Scrap Magic, and Other Stories: Winners of Ireland's Fish Short Story Prize (Fish, £6.95)

"More off-the-wall this time," promised Clem Cairns, the editor of the fourth annual collection of stories published in Durrus…

"More off-the-wall this time," promised Clem Cairns, the editor of the fourth annual collection of stories published in Durrus, "The Gateway to the Sheep's Head Peninsula," in West Cork. With the assistance of both the Arts Councils of Ireland, Cairns had kept his promise. More than that, some of these stories, selected, according to the introduction by Eamonn Sweeney, for "difference", "quirkiness" and "spark", are also off-the-floor and off-the-ceiling.
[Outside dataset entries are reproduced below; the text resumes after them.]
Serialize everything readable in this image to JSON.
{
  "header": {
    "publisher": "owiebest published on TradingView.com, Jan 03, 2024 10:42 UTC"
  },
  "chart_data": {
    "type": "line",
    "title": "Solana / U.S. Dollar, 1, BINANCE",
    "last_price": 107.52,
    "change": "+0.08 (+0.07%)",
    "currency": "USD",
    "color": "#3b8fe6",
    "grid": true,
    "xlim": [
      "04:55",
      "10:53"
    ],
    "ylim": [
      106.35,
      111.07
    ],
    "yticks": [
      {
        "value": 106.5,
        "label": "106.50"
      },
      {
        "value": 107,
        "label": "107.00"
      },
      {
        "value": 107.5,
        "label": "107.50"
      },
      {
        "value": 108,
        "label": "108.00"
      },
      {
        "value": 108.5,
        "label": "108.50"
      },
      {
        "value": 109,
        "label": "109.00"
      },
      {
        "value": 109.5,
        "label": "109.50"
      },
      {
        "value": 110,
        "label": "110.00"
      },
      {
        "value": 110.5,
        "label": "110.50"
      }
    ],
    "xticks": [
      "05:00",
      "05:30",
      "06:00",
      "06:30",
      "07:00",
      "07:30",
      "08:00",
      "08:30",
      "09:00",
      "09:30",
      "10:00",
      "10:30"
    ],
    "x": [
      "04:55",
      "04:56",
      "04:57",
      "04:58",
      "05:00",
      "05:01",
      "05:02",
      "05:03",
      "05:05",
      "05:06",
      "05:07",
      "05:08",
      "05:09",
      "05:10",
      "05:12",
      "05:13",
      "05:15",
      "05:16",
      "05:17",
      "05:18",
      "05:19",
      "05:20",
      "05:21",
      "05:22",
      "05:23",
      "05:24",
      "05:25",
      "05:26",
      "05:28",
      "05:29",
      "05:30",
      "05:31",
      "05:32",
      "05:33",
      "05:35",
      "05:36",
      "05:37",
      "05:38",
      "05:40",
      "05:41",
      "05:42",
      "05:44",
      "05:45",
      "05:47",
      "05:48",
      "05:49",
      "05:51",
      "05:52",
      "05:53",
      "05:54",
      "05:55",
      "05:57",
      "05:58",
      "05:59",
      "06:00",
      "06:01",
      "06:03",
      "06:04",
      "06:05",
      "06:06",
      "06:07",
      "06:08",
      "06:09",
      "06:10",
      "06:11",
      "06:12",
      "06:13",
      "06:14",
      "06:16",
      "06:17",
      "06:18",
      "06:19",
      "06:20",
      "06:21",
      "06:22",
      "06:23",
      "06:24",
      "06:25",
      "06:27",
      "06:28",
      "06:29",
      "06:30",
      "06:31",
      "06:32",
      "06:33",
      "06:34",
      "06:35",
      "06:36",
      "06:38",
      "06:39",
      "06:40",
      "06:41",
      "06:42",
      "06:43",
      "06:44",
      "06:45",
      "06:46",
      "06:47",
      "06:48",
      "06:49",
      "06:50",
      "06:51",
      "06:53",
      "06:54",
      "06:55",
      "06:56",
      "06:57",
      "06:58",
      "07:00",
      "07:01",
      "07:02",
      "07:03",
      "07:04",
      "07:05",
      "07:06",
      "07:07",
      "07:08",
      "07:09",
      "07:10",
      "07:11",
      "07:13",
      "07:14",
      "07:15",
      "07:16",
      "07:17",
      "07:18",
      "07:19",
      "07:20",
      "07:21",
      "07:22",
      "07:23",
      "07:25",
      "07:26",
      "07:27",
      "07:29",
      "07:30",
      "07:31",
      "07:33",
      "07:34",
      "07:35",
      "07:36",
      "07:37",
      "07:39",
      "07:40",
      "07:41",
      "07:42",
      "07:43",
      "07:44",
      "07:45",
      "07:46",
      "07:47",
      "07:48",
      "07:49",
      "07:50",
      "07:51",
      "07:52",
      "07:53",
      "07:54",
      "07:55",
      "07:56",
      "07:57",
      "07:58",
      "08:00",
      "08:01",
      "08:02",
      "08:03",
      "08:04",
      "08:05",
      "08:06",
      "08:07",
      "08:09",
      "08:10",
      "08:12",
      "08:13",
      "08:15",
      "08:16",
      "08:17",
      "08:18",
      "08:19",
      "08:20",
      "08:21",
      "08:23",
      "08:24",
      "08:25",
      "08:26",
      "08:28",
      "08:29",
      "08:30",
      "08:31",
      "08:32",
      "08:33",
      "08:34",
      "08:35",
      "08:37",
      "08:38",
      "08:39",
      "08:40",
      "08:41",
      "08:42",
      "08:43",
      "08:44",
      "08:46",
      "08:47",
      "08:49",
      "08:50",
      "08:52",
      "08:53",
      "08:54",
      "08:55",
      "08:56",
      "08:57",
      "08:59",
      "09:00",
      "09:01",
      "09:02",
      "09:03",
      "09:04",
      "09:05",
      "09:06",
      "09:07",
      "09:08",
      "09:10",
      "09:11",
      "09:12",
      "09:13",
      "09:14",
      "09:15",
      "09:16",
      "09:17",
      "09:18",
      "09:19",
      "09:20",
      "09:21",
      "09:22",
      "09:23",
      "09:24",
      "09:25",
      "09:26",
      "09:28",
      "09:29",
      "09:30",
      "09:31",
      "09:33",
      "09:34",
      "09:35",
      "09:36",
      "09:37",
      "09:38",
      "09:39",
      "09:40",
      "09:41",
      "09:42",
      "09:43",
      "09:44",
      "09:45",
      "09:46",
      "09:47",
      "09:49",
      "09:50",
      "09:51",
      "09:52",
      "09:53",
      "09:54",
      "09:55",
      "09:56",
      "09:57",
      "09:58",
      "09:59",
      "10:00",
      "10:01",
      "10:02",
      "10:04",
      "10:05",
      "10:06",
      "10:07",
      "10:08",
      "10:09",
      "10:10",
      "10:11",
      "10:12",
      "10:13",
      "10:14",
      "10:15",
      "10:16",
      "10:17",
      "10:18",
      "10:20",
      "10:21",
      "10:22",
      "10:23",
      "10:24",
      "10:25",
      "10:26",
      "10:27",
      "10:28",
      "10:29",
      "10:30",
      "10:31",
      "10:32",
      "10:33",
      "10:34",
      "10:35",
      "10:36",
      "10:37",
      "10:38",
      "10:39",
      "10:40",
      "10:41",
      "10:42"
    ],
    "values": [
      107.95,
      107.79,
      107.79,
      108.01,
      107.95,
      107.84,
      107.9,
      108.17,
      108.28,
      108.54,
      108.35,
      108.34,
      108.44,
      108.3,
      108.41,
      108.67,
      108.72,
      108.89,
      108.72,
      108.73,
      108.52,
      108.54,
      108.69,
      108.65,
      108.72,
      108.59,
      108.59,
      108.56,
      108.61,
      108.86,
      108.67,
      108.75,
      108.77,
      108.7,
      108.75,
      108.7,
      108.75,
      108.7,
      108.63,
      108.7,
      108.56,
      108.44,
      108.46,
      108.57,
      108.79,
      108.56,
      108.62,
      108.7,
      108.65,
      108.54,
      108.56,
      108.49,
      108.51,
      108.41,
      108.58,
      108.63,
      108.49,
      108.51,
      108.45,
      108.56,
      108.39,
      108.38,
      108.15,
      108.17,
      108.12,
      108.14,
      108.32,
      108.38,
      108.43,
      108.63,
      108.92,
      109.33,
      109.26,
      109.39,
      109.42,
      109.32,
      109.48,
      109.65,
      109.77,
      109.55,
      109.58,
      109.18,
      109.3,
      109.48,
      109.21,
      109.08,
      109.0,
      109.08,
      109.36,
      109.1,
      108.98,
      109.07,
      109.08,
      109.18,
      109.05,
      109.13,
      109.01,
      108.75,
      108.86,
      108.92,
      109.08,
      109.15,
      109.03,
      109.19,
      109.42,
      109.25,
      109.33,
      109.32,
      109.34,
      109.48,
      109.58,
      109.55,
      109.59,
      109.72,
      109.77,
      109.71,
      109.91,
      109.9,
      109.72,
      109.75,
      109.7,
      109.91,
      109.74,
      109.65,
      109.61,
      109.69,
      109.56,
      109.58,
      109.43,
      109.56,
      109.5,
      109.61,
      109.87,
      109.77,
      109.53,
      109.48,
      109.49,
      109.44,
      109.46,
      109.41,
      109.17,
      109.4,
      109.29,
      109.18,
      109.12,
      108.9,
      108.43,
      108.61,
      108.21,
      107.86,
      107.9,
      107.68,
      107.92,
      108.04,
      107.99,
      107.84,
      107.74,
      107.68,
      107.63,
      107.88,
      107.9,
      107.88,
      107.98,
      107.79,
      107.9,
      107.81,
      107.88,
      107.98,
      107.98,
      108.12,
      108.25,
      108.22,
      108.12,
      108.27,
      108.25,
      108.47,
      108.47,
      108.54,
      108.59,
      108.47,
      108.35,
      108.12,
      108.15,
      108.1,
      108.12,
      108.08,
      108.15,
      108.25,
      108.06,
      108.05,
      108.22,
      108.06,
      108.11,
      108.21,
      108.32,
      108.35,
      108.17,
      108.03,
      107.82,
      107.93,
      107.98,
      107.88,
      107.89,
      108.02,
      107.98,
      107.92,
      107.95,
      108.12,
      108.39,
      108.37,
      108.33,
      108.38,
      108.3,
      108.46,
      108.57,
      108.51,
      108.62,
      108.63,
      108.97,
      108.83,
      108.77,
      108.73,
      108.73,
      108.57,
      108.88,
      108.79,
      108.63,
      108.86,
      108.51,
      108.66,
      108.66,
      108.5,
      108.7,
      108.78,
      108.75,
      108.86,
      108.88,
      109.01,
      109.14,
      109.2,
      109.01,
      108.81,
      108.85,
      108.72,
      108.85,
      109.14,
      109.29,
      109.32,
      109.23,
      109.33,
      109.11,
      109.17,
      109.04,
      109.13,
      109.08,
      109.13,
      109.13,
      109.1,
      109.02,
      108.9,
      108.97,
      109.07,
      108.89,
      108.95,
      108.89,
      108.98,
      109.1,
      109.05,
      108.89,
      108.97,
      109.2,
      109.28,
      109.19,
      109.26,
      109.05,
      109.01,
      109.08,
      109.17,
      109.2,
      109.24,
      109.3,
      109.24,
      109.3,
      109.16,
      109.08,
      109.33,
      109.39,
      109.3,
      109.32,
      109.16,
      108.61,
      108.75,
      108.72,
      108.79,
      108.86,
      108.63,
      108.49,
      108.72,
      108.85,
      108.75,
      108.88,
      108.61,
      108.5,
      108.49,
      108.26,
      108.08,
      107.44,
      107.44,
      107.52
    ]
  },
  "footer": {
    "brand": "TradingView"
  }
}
Indeed, the overall winner, "Scrap Magic", by Richard O'Reilly, hovers much of the time in another dimension altogether. The story is narrated by a spirit that has haunted a house for two hundred years and now intermittently possesses the mind of the resident's cat. The spirit suffered a fatal drunken accident when the house was a pub, and now, when in his own "werld," has the irritating habit of spelling phonetically. There are also contributions from India, South Africa, the US and Canada, as well as Britain and Ireland - some of them wildly imaginative, some serious. Recommended.